Gayle Foreman hits most of the right notes with her latest novel. Her writing is tight and funny at times. “‘You’re paying with cash?’ She [doctor’s receptionist] looked at Maribeth as if she’d just announced she would be paying with Pokemon cards.”

Maribeth has a wry way of looking at things that illuminates how she could have found herself in the predicament that precipitated her heart attack. She looks for the funny and the positive in most situations. This, more than anything, makes her a sympathetic heroine, and makes her getaway acceptable even when many readers can only dream of being financially able to make such a run.

In this era of continual debate over division of labor in a marriage, many female readers will likely see a version of their own lives played out in Maribeth’s story. Foreman is clearly on the side of her protagonist, but she doesn’t stint on illustrating how Maribeth was often complicit in her own troubles: in scene after scene, Maribeth allows her husband to be clueless, up to giving him advice about schedules and child care as she’s being taken into surgery. Following her operation, she is right back at it, dragging herself out in the rain to buy lice shampoo and a nit comb when neither husband nor mother will do the job.

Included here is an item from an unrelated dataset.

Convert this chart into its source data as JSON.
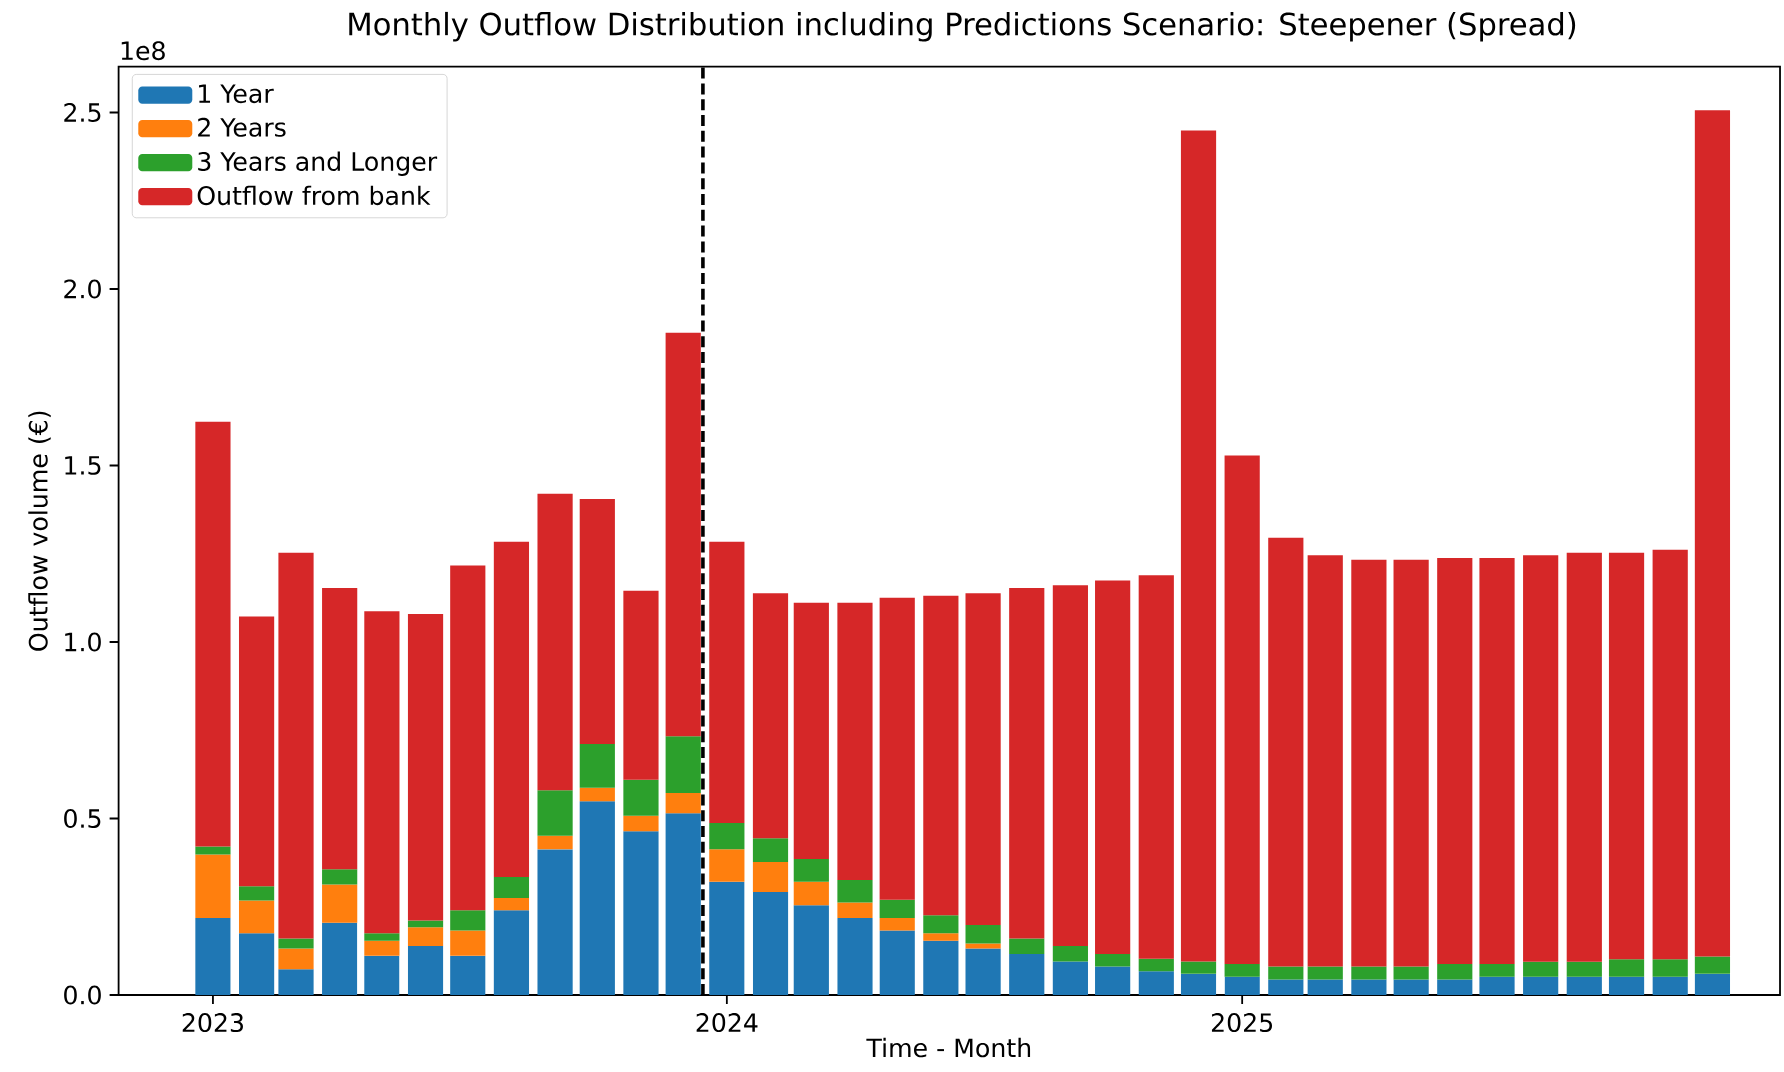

Her escape seems logical in the face of how cavalierly her family treats her medical condition. Foreman finds both pathos and humor in Maribeth’s gradual transition to single woman. From letters to her children, written but not sent, to really learning to swim, Maribeth rediscovers the woman behind the mother and wife.

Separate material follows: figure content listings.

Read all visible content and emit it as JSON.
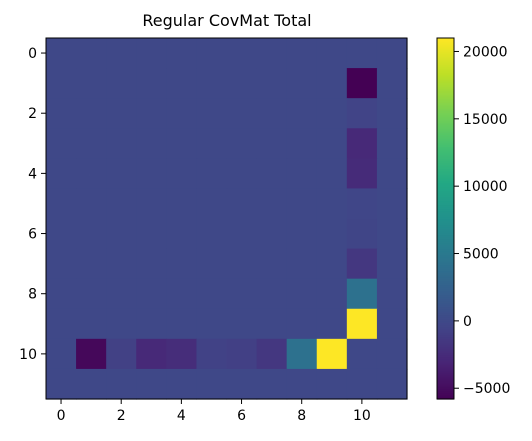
{
  "chart_data": {
    "type": "heatmap",
    "title": "Regular CovMat Total",
    "xlabel": "",
    "ylabel": "",
    "rows": 12,
    "cols": 12,
    "x_ticks": [
      0,
      2,
      4,
      6,
      8,
      10
    ],
    "y_ticks": [
      0,
      2,
      4,
      6,
      8,
      10
    ],
    "x_tick_labels": [
      "0",
      "2",
      "4",
      "6",
      "8",
      "10"
    ],
    "y_tick_labels": [
      "0",
      "2",
      "4",
      "6",
      "8",
      "10"
    ],
    "colormap": "viridis",
    "vmin": -5800,
    "vmax": 21000,
    "colorbar_ticks": [
      -5000,
      0,
      5000,
      10000,
      15000,
      20000
    ],
    "colorbar_tick_labels": [
      "−5000",
      "0",
      "5000",
      "10000",
      "15000",
      "20000"
    ],
    "background_value": 0,
    "cells": [
      {
        "row": 1,
        "col": 10,
        "value": -5800
      },
      {
        "row": 2,
        "col": 10,
        "value": -400
      },
      {
        "row": 3,
        "col": 10,
        "value": -2700
      },
      {
        "row": 4,
        "col": 10,
        "value": -2500
      },
      {
        "row": 5,
        "col": 10,
        "value": -200
      },
      {
        "row": 6,
        "col": 10,
        "value": -300
      },
      {
        "row": 7,
        "col": 10,
        "value": -1500
      },
      {
        "row": 8,
        "col": 10,
        "value": 4200
      },
      {
        "row": 9,
        "col": 10,
        "value": 21000
      },
      {
        "row": 10,
        "col": 1,
        "value": -5300
      },
      {
        "row": 10,
        "col": 2,
        "value": -700
      },
      {
        "row": 10,
        "col": 3,
        "value": -2700
      },
      {
        "row": 10,
        "col": 4,
        "value": -2400
      },
      {
        "row": 10,
        "col": 5,
        "value": -600
      },
      {
        "row": 10,
        "col": 6,
        "value": -800
      },
      {
        "row": 10,
        "col": 7,
        "value": -1500
      },
      {
        "row": 10,
        "col": 8,
        "value": 4200
      },
      {
        "row": 10,
        "col": 9,
        "value": 21000
      }
    ]
  }
}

Less successful are side stories about Maribeth looking for her birth mother and an involved backstory about the courtship between Maribeth and her husband. Both feel like filler, inserted to render a mother choosing to leave her family (however briefly) more palatable. In that manner, Foreman betrays her opening posit. In essence, she starts making excuses for Maribeth’s actions.

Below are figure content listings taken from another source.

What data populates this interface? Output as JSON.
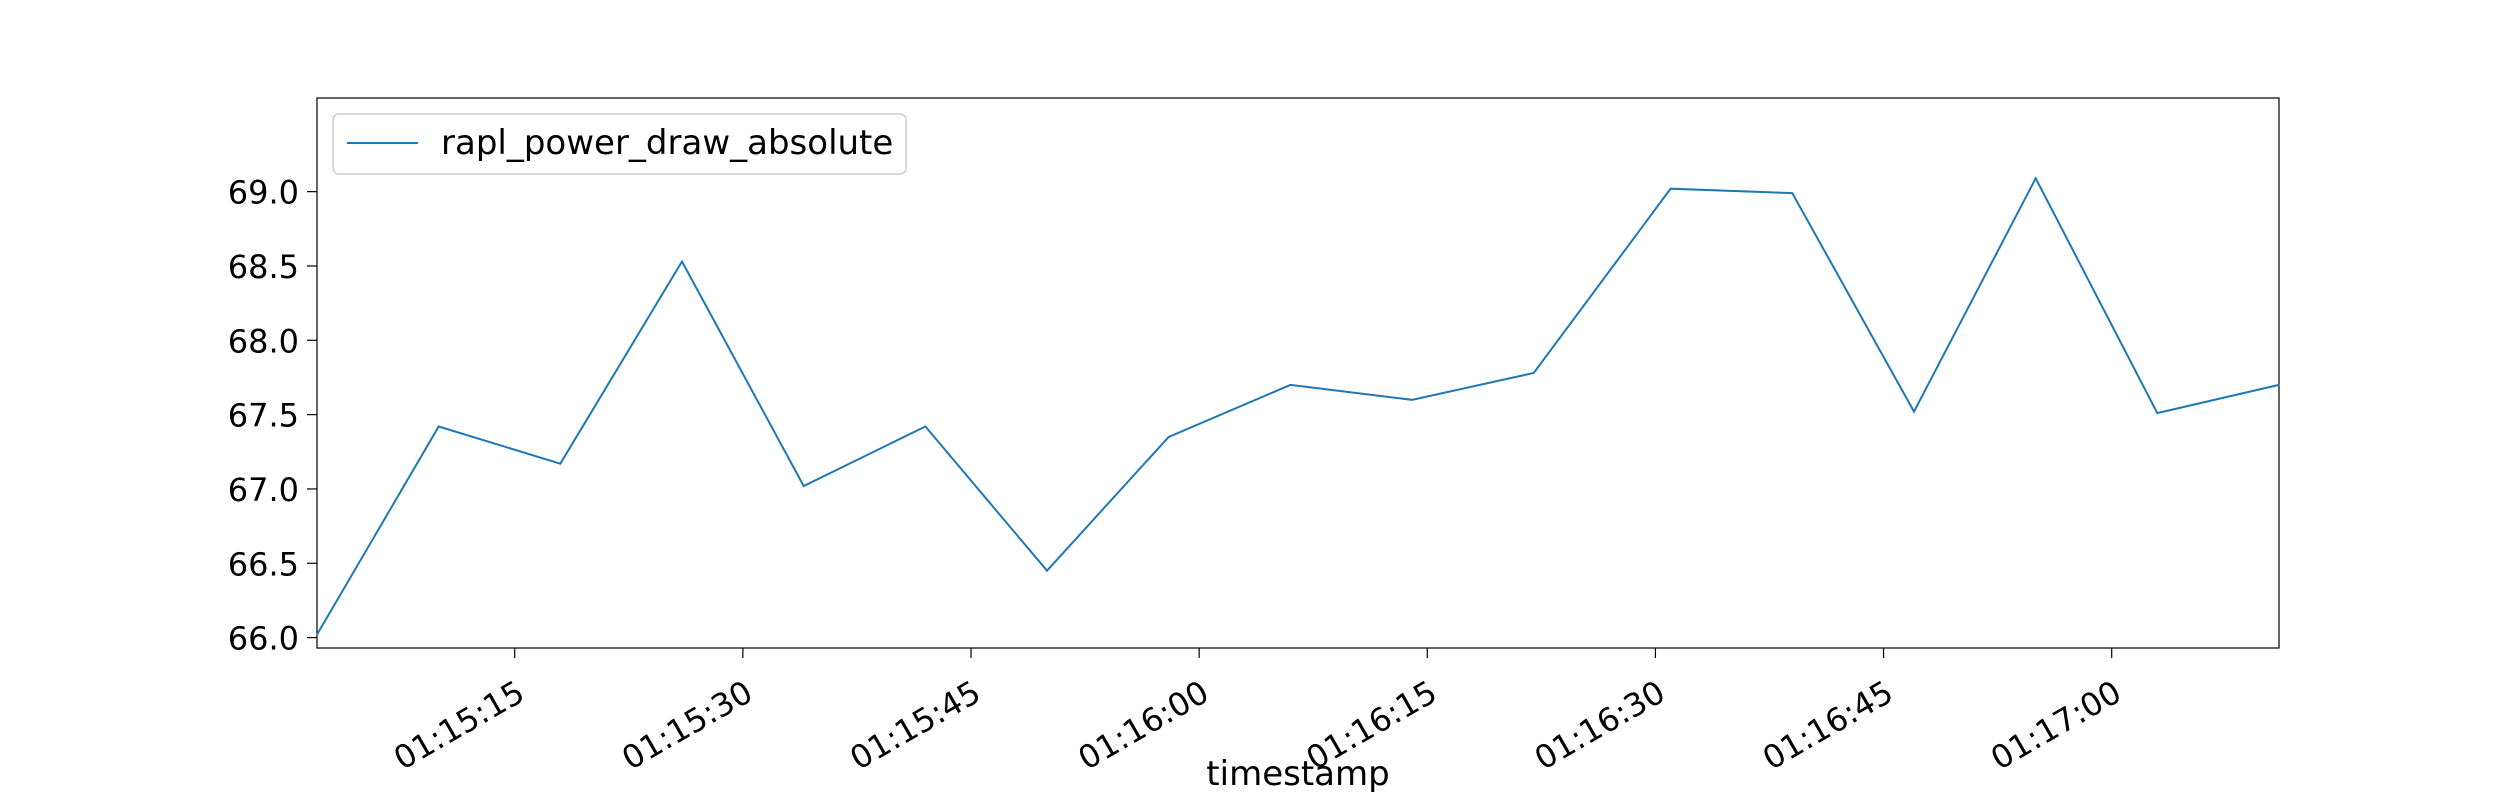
{
  "chart_data": {
    "type": "line",
    "title": "",
    "xlabel": "timestamp",
    "ylabel": "",
    "legend_position": "top-left",
    "grid": false,
    "x_ticks": [
      "01:15:15",
      "01:15:30",
      "01:15:45",
      "01:16:00",
      "01:16:15",
      "01:16:30",
      "01:16:45",
      "01:17:00"
    ],
    "y_ticks": [
      "66.0",
      "66.5",
      "67.0",
      "67.5",
      "68.0",
      "68.5",
      "69.0"
    ],
    "ylim": [
      65.93,
      69.63
    ],
    "xlim": [
      "01:15:02",
      "01:17:11"
    ],
    "series": [
      {
        "name": "rapl_power_draw_absolute",
        "color": "#1f77b4",
        "x": [
          "01:15:02",
          "01:15:10",
          "01:15:18",
          "01:15:26",
          "01:15:34",
          "01:15:42",
          "01:15:50",
          "01:15:58",
          "01:16:06",
          "01:16:14",
          "01:16:22",
          "01:16:31",
          "01:16:39",
          "01:16:47",
          "01:16:55",
          "01:17:03",
          "01:17:11"
        ],
        "values": [
          66.02,
          67.42,
          67.17,
          68.53,
          67.02,
          67.42,
          66.45,
          67.35,
          67.7,
          67.6,
          67.78,
          69.02,
          68.99,
          67.52,
          69.09,
          67.51,
          67.7
        ]
      }
    ]
  }
}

Maribeth’s French leave begins as a powerful statement that women have a right to stand up for their own needs. By tempering that with, “especially if she’s adopted and needs to find her birth mother for health information” or “well, He ran away first, so that makes it okay for She to do the same,” Foreman waters down what could have been an empowering story; it becomes more of a whine than a roar.

As a first foray into adult novel writing, Gayle Foreman’s Leave Me is successful . . . to a point. It will be interesting to see what she does next.